My dear, I can understand your frustration in not getting what you wish. However, I find quite hard to offer you a solution, or even a decent suggestion. I don't particularly understand when you say that "you don't understand colour" - do you mean the right nuances? The shading? The laying of colour? Or all the above? :grin: I find it hard to understand probably because I have never considered the matter that way. For me, the most important thing in watercolours is the way you lay colours on the sheet - not so much the shades you choose, but the fact that you overlay dry on wet, or the contrary, etc, and the smoothness you get with using a lot (or few) water.
About nuances, here I would have added more yellow in the background, while Ygraine looks pretty nice for me. About the background, the point is: what did you want it to look like? A flat background? A cloth? A textured background? The point is fixing a kind of objective in your mind, and from that I could judge if you got that or not.
The vertical lines suggests that it's a kind of cloth moved by the wind, but I don't think I'm right in believing thus :P

As for colouring the whole comic with watercolours, I'd say it's a task too heavy, not only for your shoulders, but in general. But that could be only my opinion. I know that you are surrounded by French comics coloured in watercolour, but consider that their author produces one volume of 46 pages a year, or two if they are fast. Uhm, I sound too discouraging for what I'm trying to say. Probably what I mean is that in planning a 100+ pages in watercolour you should count also the time it will take and your willingness to continue on that pace. If you find that colouring it gives you pleasure, and that you can follow the pace, I'd say: go on.
I'd also say: choose an author that you like and copy his/her pages. Take a page from Marini or someone else and copy it, from pencils to colours. Copy one more. The process will make you understand more than you expect. Copy watercolours from people ypu like, trying to understand why they did what they did. Try to keep the strokes smooth, especially on skin (I'm referring to the smear on Gawain's cheek in the second sketch). Keep shadows simple, considering that you'll have to reply them for pages and pages. Look at shadows in (traditional) animated movies.

Cecilia said...

Sorry, Gorlois, not Gawain.

ampersand said...

All of the above, indeed. I just don't understand why some colours work together and others don't; what makes you say that the background needs yellow; how on earth other people can mix beautiful colours and I can't; how on earth other people make good blacks... I feel like I'm blind when it comes to watercolour. I see things but I don't understand them at all. When I try to copy something it doesn't look remotely like the original.
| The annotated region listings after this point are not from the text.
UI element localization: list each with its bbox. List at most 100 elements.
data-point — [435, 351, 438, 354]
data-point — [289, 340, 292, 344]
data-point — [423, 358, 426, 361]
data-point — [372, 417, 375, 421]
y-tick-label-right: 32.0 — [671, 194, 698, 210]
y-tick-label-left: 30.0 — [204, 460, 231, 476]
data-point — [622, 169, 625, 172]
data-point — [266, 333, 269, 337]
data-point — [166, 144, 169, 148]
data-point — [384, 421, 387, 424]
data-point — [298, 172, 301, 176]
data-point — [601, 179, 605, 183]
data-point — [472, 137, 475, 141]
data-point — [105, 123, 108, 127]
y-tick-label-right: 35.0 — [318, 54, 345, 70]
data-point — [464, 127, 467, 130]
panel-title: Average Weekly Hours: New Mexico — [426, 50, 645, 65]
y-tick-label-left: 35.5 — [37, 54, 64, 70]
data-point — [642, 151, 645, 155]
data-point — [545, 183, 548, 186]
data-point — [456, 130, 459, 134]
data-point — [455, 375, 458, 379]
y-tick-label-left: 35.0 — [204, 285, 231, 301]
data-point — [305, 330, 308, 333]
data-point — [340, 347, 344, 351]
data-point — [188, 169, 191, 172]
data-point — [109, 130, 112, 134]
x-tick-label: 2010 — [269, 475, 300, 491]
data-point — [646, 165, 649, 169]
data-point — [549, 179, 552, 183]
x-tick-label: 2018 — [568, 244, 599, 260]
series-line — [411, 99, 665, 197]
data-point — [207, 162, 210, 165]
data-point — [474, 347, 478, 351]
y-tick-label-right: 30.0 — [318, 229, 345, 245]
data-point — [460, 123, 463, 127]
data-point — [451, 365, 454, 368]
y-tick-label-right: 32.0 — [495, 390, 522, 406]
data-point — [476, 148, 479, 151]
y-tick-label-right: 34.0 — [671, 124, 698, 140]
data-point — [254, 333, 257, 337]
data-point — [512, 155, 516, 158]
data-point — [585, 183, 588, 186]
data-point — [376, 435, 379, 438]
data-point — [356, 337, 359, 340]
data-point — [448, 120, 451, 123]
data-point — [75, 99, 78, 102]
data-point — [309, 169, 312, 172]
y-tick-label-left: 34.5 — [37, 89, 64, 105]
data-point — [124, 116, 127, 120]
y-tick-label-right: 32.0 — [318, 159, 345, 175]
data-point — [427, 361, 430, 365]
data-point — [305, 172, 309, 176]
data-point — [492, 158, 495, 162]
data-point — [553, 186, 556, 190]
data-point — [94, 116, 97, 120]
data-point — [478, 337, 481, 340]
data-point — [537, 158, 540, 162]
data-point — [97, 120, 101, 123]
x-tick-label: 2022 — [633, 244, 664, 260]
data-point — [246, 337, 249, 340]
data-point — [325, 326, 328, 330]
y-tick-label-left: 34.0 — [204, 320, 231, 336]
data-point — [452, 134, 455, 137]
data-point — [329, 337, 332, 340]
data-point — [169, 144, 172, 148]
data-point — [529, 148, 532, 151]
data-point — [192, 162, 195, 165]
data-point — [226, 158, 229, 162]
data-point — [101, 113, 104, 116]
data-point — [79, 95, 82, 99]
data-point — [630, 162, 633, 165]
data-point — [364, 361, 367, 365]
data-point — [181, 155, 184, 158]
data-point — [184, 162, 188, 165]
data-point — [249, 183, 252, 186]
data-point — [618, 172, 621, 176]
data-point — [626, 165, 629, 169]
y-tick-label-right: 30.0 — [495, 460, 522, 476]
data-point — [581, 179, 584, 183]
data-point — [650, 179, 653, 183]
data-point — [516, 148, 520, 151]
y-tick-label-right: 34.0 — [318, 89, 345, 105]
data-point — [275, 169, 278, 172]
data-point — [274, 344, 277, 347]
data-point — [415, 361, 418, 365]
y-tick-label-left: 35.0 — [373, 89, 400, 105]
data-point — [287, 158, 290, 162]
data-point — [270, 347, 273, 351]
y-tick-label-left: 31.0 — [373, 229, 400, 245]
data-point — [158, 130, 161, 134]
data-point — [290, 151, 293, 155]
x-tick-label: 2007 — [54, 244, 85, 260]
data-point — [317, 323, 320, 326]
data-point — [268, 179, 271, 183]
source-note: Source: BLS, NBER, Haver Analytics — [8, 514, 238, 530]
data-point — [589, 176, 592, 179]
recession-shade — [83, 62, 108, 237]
I was going for a textured background, but as you can see, it didn't quite work. I used salt, which worked just fine when I tried it out, but when I used it on the final piece nothing much happened. Go me.

I think you are giving me good advice her, but as I said, I am not capable of copying Marini. There is no point in trying to work the way he does - I simply can't. Not the colours, not the style, not the painting. I haven't a clue how he does it. Also, that effect is not what I'm looking for. It's too heavy and too realistic. I want something dreamy and storybook-like. I haven't found it yet, but I'm looking for it.

ampersand said...

PS: I'm indeed looking at traditional animation for inspiration - not just for shadowing. Animation has a lot of things I like and that play to my strengths: lines, flat colours, stylisation. So I'm working in improving in that direction :).